Trezor has disclosed a hardware vulnerability in the TROPIC01 security chip used in its new Safe 7 wallet, after rival Ledger's Donjon research team successfully executed a laboratory attack bypassing some of the chip's protections. Despite the finding, Trezor says no user funds are at risk and no action is required from customers.
Why it matters
The flaw is notable for two reasons: what it reveals about the Safe 7's architecture, and how it was found. Trezor's Safe 7 relies on multiple independent security layers rather than trusting a single chip, which means a compromise of the TROPIC01 alone does not expose private keys, wallet backups, or crypto holdings.
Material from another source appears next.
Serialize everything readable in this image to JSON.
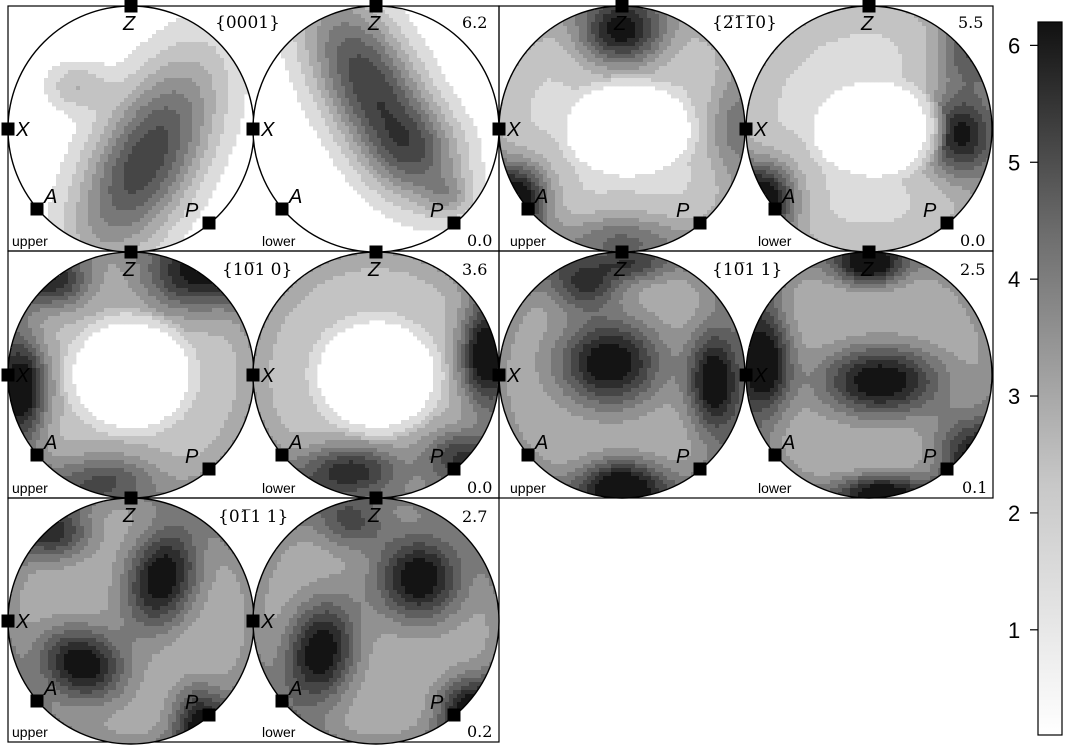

Tropic Square — the Trezor sister company that developed the chip — later identified a related weakness that could leak additional stored information, but the same multi-layer defence applies. Exploitation would require physical possession of the device, expensive specialised laboratory equipment, and advanced technical expertise. There is no evidence of any real-world attack.
Market impact
The disclosure is arguably a confidence signal rather than a red flag. The vulnerability was surfaced through a formal, transparent audit process between two of the hardware wallet industry's biggest competitors — a model Trezor CEO Matej Žák called the standard the industry should hold itself to. For investors and self-custody advocates watching the hardware wallet space, the episode reinforces that layered security design and open disclosure culture matter more than any single chip's perfection.